The Guyana Consumers Association welcomes the introduction of this Bill like many other Guyanese. In our look at the Bill we are urging consumers to really study it and not be afraid to ask questions to clear up issues that may arise.
When consumers ask questions during this period they may be able to avoid having to fight long legal battles to ensure that they are not deprived of their rights.
Consumers should take note that while this part indicates that every citizen is entitled to information, so too it explains reasons for which persons may be deprived of access to information.
Part IV deals with the right of access to information. It provides the right of all Guyanese or persons domiciled in Guyana to obtain access to an official document. This right may also be extended by the Minister by order to non-Guyanese and persons not domiciled in Guyana. Public authorities have the onus to maintain all their records duly catalogued, classified and indexed in a manner and form which facilitates the right of access to information.
This Part lists documents which are exempted from right of access and the circumstances under which the Commis-sioner of Information may defer the provision of access. It stipulates the different forms in which access to a document may be given. It states the procedure by which a person may make a request, namely by the form set out in the Schedule to the Bill, on the website of the Commissioner of Information or by other electronic means.

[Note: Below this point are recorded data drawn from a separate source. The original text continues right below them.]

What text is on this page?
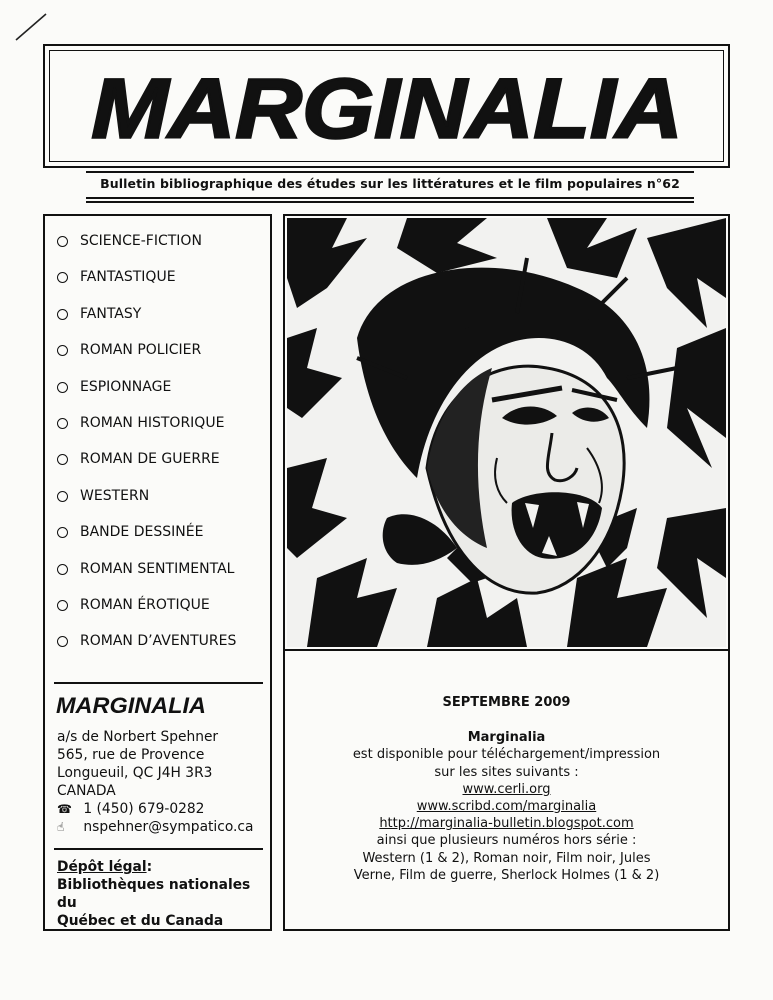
MARGINALIA
Bulletin bibliographique des études sur les littératures et le film populaires n°62
SCIENCE-FICTION
FANTASTIQUE
FANTASY
ROMAN POLICIER
ESPIONNAGE
ROMAN HISTORIQUE
ROMAN DE GUERRE
WESTERN
BANDE DESSINÉE
ROMAN SENTIMENTAL
ROMAN ÉROTIQUE
ROMAN D’AVENTURES
MARGINALIA
a/s de Norbert Spehner
565, rue de Provence
Longueuil, QC J4H 3R3
CANADA
☎ 1 (450) 679-0282
☝ nspehner@sympatico.ca
Dépôt légal:
Bibliothèques nationales du
Québec et du Canada
SEPTEMBRE 2009
Marginalia
est disponible pour téléchargement/impression
sur les sites suivants :
www.cerli.org
www.scribd.com/marginalia
http://marginalia-bulletin.blogspot.com
ainsi que plusieurs numéros hors série :
Western (1 & 2), Roman noir, Film noir, Jules
Verne, Film de guerre, Sherlock Holmes (1 & 2)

The person must provide sufficient information to enable the Commissioner of Information or an officer of the public authority to identify the document with reasonable effort. Application for access is free, however, where access is to be given in printed copies or copies in some other form, the applicant must pay a prescribed fee. In certain circumstances a document requested may contain exempt matter. In these circumstances, the Commissioner of Information may advise the applicant to revise his application or inform the applicant that he can be given access to the document with the exempted matter deleted.
There are also instances where the Commissioner of Information may refuse to grant access to documents where he is satisfied that the request is made by or on behalf of a person who on at least one previous occasion has made a request for access to the same document where the request was refused in the High Court or where there are no reasonable grounds for making the request again.